[PATCH] D112760: Require 'contract' fast-math flag for FMA generation

Tue Nov 2 16:20:37 PDT 2021

tra added a subscriber: jdoerfert.
tra added inline comments.

================
Comment at: clang/test/CodeGenCUDA/fp-contract.cu:3-7
+// FIXME: This test fails. The comment below describes broken behavior.
+//        The front end should generate IR for the semantics it expects and
+//        backends should respect the IR. Backends should never "disregard"
+//        elements of the IR.
+
----------------
andrew.w.kaylor wrote:
> tra wrote:
> > andrew.w.kaylor wrote:
> > > tra wrote:
> > > > andrew.w.kaylor wrote:
> > > > > tra wrote:
> > > > > > We do need to have a way to preserve current behavior for CUDA compilation. There are many existing users that implicitly assume it.
> > > > > > 
> > > > > > 
> > > > > When you say you want to preserve "the current behavior" do you mean using "fast" as the default "fp-contract" setting, or also ignoring fp-contract-related pragmas when fp-contract=fast is used?
> > > > > 
> > > > > I certainly understand wanting fp-contract=fast to be the default behavior, but I'm puzzled by the difference in behavior that was introduced between HIP and CUDA, wherein HIP respects the pragmas but CUDA doesn't.
> > > > The idea is not to disturb the status quo. Major CUDA users are sort of used to clang being reasonably close to what NVCC does by default. What that is, exactly is not always clear. The current state of affairs has been working well enough. Changing how FP gets compiled will likely trigger a noticeable number of test failures due to both numerical differences and performance regressions. Former we have somewhat decent coverage for in tensorflow. Performance regressions would be harder to spot.
> > > > 
> > > > I can test the patch on our tensorflow tests and see how it fares.
> > > > 
> > > > If there are nontrivial failures, we will need to consider how to phase in the changes w/o causing unnecessary trouble for the users and/or give then an escape hatch option to keep things working until they can fix their code or tests.
> > > > 
> > > > >  puzzled by the difference in behavior that was introduced between HIP and CUDA
> > > > 
> > > > The details on HIP's need for fp-honor-pragma is in https://github.com/llvm/llvm-project/commit/cb08558caa3bad69213b08e6361586491232c745
> > > > 
> > > > For CUDA things were still working well enough with -ffp-contract=fast, so there was no need to change things.
> > > > 
> > > What I'd like to understand is whether CUDA requires ignoring the pragma when fp-contract=fast is set or if it just needs to use fp-contract=fast by default and doesn't mind that the pragma is ignored. I understand why HIP would want to honor the pragma, and I'd like that to be the normal behavior of fp-contract=fast for all targets.
> > > 
> > > I see that CUDA does respect "#pragma clang fp contract(off)" as a way to disable contraction if the global setting is "fp-contract=on" (https://godbolt.org/z/4d7En36En), so I don't understand why we wouldn't want the pragma to also work with "fp-contract=fast".
> > > 
> > > Also, Zahira Ammarguellat is working on a patch to align the clang behavior and documentation (https://reviews.llvm.org/D107994).
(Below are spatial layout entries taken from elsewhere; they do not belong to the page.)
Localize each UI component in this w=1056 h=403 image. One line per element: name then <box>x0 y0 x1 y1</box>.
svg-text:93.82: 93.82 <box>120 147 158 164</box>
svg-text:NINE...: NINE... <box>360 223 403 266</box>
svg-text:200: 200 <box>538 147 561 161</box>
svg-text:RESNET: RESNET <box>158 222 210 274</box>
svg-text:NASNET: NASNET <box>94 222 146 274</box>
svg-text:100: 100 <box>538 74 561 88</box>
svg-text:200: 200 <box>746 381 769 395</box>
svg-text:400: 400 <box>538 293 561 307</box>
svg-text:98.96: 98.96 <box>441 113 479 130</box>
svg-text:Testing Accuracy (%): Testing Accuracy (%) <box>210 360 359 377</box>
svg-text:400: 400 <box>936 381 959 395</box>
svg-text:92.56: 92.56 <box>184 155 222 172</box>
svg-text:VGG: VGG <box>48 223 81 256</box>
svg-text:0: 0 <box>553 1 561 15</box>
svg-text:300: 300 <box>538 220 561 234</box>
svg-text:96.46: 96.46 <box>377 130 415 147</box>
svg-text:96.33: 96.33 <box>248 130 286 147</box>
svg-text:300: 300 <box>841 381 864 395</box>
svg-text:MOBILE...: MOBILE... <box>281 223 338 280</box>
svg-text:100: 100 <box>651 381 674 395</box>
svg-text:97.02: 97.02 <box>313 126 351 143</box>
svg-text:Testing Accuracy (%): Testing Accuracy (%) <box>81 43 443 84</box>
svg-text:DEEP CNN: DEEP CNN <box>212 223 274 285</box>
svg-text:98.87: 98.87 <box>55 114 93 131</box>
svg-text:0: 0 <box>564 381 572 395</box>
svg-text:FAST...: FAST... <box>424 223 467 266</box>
We're trying not to break the CUDA behavior in the process. Could you take a look at that patch and provide feedback? Thanks!
> > > What I'd like to understand is whether CUDA requires ignoring the pragma when fp-contract=fast is set 
> > 
> > I don't think so, but I'm not sure. I think ignoring the pragmas was the unfortunate side-effect of `backend with 'Fast' fp fuse option does not respect contract flag`, mentioned in D90174. Whether someone happens to rely on it is hard to tell. 
> > 
> > > or if it just needs to use fp-contract=fast by default and doesn't mind that the pragma is ignored.
> > 
> > I think this is roughly the case. We used `fp-contract=fast` because it matched what we get from nvcc, which does ignore clang pragmas: https://godbolt.org/z/fGW33fo4v
> > 
> > If that behavior changes, it *may* be visible to CUDA users. On the other hand, it should not be widespread and, arguably, clang pragmas that may come from clang headers or the standard library should be respected.
> > 
> > > I see that CUDA does respect "#pragma clang fp contract(off)" as a way to disable contraction if the global setting is "fp-contract=on" (https://godbolt.org/z/4d7En36En), so I don't understand why we wouldn't want the pragma to also work with "fp-contract=fast".
> > 
> > We want GPU-side code to behave the same as the host-side code. For GPUs we rely on some math functions to be provided by the standard library and others are provided by CUDA headers and libdevice bitcode. I suspect that may be one of the reasons for CUDA compilation to  ignore clang pragmas, because they would not be present in the GPU-side variants.
> > 
> > AFAICT, it's not that we want `fp-contract=fast` to ignore pragmas, but that it just conveniently happened to enable fma everywhere.
> > We could use a separate option to disable fp contract pragmas for that and let `fp-contract=fast` honor the pragmas.
> It's not surprising that nvcc would ignore the clang-specific pragma. Also not surprising, if I use "#pragma STDC FP_CONTRACT OFF" instead it doesn't respect that either (though in that case I get a warning saying, "unrecognized STDC pragma").
> 
> It seems very likely that CUDA developers just won't use these pragmas. If for whatever reason they do, I think it makes sense to have the pragma behave the same as it would for other targets. I'd also be OK with having clang issue a diagnostic and always disregard the pragma when compiling CUDA code (though I don't think that's the best choice). The current situation where the pragma works with fp-contract=on but not with fp-contract=fast just seems like a bug to me. Basically what I'm saying is that when compiling CUDA code, we should either not allow the pragma or it should work.
> 
> One of the things I'm trying to accomplish with this patch is to fix the target-independent backend to have it generate instructions that implement the semantics of the IR produced by the front end. So if the IR says no contract, there would be no global option that would cause the backend to do otherwise. The upshot of this would be that the pragma could be used to disable contraction, even if fp-contract=fast were used as the base setting for the compilation unit.
> 
> I feel very strongly that this is the way the backend should work relative to the IR. It sounds like we can have the front end continue working as it does for all targets, including HIP and CUDA (which would be my preference). This would effectively eliminate the need for the fp-contract=fast-honor-pragmas setting, since all targets would always honor the pragmas for fp-contract=fast.
> 
> Are there other CUDA stakeholders that I should reach out to for feedback on this?
I agree with your argument in principle.

I also think that we do need a special case to preserve this CUDA quirk. I'm fine with making the standard options behave the way you describe.
But we do need to give CUDA users an escape hatch option to ignore pragmas if they run into issues. 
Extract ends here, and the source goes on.